Davacı vekilinin 13/06/2022 tarihli dava değeri artırım dilekçesi ile özetle; Bilirkişi tarafından 14.03.2022 düzenleme tarihli rapor ile müvekkili davacının alacağının tespit edildiğini, bu aşamada müvekkilinin belirsiz olan alacağının belirli hale geldiğini, 10 TL üzerinden belirledikleri geçici iş göremezlik tazminatı taleplerini 4.811,21 TL arttırarak toplam 4.821,21 TL olarak, kaza tarihinden itibaren işleyecek kanuni faizi ile birlikte davalılardan alınarak müvekkiline verilmesini, fazlaya ilişkin haklarının saklı tutulmasını, 10 TL üzerinden belirledikleri kalıcı iş göremezlik tazminatı taleplerini 32.146,02 TL arttırarak toplam 32.156,02 TL olarak, kaza tarihinden itibaren işleyecek kanuni faizi ile birlikte davalılardan alınarak müvekkiline verilmesini, fazlaya ilişkin haklarını saklı tuttuklarını, 10 TL üzerinden belirledikleri bakıcı gideri tazminatı taleplerini 2.425,40 TL arttırarak toplam 2.435,40 TL olarak kaza tarihinden itibaren işleyecek kanuni faizi ile birlikte davalılardan alınarak müvekkiline verilmesini, fazlaya ilişkin haklarının saklı tutulmasını, fazlaya ilişkin haklarını saklı tutarak ve dava dilekçesindeki sair hususların bakı kalmasına, yargılama giderleri ve vekalet ücretinin karşı tarafa yükletilmesine karar verilmesini talep etmiştir.

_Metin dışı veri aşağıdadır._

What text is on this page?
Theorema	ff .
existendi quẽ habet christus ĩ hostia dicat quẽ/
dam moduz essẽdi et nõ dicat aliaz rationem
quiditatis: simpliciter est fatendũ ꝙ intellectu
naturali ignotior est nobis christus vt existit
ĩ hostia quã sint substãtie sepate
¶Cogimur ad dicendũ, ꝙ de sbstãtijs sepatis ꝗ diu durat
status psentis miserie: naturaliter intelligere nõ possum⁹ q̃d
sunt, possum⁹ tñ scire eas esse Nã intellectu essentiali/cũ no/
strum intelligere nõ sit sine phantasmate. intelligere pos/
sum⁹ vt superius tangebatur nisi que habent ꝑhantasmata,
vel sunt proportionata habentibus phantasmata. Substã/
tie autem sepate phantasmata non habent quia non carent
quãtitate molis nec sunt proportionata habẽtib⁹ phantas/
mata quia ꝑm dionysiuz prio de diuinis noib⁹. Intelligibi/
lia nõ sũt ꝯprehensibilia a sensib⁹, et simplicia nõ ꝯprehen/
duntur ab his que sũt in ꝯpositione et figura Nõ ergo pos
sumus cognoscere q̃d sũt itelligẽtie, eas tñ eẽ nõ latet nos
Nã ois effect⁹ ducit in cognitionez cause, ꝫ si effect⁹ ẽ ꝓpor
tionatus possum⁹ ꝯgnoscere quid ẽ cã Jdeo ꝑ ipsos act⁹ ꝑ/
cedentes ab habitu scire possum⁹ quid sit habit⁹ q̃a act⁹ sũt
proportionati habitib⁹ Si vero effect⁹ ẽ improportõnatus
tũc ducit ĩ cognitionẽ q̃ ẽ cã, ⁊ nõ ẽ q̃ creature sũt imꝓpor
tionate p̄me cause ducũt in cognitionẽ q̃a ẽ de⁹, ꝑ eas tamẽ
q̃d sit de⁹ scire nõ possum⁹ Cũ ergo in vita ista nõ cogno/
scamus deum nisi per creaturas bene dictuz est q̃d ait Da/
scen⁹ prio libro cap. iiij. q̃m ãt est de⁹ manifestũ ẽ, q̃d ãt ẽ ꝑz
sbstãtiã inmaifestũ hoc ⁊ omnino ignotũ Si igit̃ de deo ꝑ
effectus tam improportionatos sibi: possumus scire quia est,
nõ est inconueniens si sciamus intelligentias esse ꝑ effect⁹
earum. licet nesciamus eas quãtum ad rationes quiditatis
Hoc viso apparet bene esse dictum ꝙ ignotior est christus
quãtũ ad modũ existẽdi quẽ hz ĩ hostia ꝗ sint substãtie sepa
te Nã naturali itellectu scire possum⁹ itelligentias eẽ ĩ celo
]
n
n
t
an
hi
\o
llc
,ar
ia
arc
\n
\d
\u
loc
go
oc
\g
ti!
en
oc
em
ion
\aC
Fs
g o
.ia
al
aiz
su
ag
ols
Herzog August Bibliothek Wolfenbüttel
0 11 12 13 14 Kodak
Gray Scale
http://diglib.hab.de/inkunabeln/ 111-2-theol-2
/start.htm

DELİLLERİN DEĞERLENDİRİLMESİ VE GEREKÇE:
I.DAVANIN NİTELENDİRİLMESİ
Taraflar arasında görülmekte olan davanın 04/07/2018 tarihinde meydana gelen trafik kazası neticesinde davacının uğradığını iddia ettiği sürekli iş göremezlik, geçici iş göremezlik ve bakıcı gideri maddi zararlarının tazmini talepli açılan maddi tazminat davası olduğu, taraflar arasındaki ihtilafın ise 04/07/2018 tarihinde meydana gelen kazada davalı tarafından sigortalanan araç sürücüsüne atfı mümkün bir kusur olup olmadığı, davacının uğradığını iddia ettiği bir maddi zararı olup olmadığı, var ise miktarı ve davalıdan tahsilini talep edip edemeyeceği hususlarında olduğu anlaşılmıştır.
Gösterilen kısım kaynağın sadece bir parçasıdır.